People quarantining at home to stem the advance of COVID-19 have been undertaking construction projects of their own, albeit at a more modest scale than Stonehenge. Just as people have been hording toilet paper and learning how to make their own bread, people have also been sprucing up their homes—painting in particular.

John G. Morikis, the CEO of Sherwin-Williams, described the demand as “unprecedented” in a recent conference call with financial analysts. The company didn’t put a precise number on the sales increase, but it is selling more paint to consumers than it did a year ago. The company even redirected production from 5 gallon pails, which contractors use, to the single gallons favored by consumers.

“In our stores, it’s often referred to as a COVID project,” he said. “Where people have been in their home for some time and they might have a bedroom that they’ve never really considered repainting. And they realize that it’s very affordable and a highly impactful project. And they tackle it.”

The effect has reverberated all the way back through the supply chain to the chemical raw materials used in paints. Chemours reported that sales of titanium dioxide, a white pigment used to boost paint opacity, to this sector have remained healthy. Dow said similar things about acrylic paint resins.

 

C&EN artifact unearthed

A picture of a ledger sheet that was used to prepare the Top 50 that appeared in 1971.
Credit: Alex Tullo/C&EN
Old school: This nearly 50-year-old spreadsheet was used to prepare C&EN's Top 50 US chemical producers feature.

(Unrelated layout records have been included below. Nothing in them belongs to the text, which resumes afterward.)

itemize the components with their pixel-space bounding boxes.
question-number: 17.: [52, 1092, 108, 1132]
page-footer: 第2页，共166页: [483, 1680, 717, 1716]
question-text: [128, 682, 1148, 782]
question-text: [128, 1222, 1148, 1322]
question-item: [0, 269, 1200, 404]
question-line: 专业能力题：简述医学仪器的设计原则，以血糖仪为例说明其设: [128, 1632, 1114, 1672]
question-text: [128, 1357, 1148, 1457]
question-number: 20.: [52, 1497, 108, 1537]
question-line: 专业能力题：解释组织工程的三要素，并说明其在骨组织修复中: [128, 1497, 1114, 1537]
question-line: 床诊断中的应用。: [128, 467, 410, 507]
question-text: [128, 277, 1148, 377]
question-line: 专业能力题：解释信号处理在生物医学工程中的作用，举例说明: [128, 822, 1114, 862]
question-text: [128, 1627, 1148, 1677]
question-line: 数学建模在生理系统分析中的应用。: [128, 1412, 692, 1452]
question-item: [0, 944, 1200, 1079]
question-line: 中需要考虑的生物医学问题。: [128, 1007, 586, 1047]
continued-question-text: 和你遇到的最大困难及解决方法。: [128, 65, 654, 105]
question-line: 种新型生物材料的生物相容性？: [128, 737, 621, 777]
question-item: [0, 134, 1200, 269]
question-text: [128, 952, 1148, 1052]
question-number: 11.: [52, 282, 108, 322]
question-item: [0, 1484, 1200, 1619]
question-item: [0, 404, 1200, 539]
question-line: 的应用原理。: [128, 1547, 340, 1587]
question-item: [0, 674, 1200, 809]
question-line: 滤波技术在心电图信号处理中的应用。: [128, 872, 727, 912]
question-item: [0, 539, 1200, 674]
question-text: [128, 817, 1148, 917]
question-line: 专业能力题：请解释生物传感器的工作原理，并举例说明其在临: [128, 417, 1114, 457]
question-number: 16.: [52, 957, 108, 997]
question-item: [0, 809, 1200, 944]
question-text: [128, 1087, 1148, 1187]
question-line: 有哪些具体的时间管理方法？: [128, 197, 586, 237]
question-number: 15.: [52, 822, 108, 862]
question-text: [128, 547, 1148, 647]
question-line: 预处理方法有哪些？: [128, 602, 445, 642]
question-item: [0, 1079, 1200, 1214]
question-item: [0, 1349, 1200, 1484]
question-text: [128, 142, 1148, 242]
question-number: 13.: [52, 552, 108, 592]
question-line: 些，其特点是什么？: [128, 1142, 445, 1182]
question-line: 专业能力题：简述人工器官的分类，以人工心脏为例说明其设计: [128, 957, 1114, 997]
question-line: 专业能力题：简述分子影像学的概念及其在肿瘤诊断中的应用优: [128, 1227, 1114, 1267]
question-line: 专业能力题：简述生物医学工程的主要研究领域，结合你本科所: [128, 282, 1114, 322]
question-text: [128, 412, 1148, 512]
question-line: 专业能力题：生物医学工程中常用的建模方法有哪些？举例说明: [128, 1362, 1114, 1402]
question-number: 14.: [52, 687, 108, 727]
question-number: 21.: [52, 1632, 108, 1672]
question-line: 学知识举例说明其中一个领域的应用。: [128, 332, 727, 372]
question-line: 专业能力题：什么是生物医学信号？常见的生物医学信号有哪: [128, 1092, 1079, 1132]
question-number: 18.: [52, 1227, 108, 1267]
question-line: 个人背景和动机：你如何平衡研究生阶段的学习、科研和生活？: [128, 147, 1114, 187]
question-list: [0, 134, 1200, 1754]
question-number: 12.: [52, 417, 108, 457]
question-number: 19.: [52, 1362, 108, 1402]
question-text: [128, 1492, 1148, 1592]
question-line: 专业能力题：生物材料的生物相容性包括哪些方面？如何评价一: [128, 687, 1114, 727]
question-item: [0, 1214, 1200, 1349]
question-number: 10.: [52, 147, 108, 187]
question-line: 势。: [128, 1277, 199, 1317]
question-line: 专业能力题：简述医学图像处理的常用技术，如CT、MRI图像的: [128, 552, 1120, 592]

The Newscripts gang recently found a piece of C&EN history. It is a spreadsheet used to produce the C&EN Top 50 US chemical producers feature that was published on April 26, 1971. It isn’t an Excel spreadsheet. It is a genuine paper ledger sheet where a draft of the Top 50 was organized in pencil.

It must have been laborious to put together this feature like that—tabulating data by hand, writing everything out, and correcting data manually. Not to mention that the author probably had to send away for annual reports from each company instead of finding the primary sources on the internet.

As for the ranking itself, DuPont came in first that year with 1970 chemical sales of $3.2 billion. By our count, 12 names on the ranking then, including DuPont, were still there this year. The other 38 companies were lost to name changes or mergers over the years.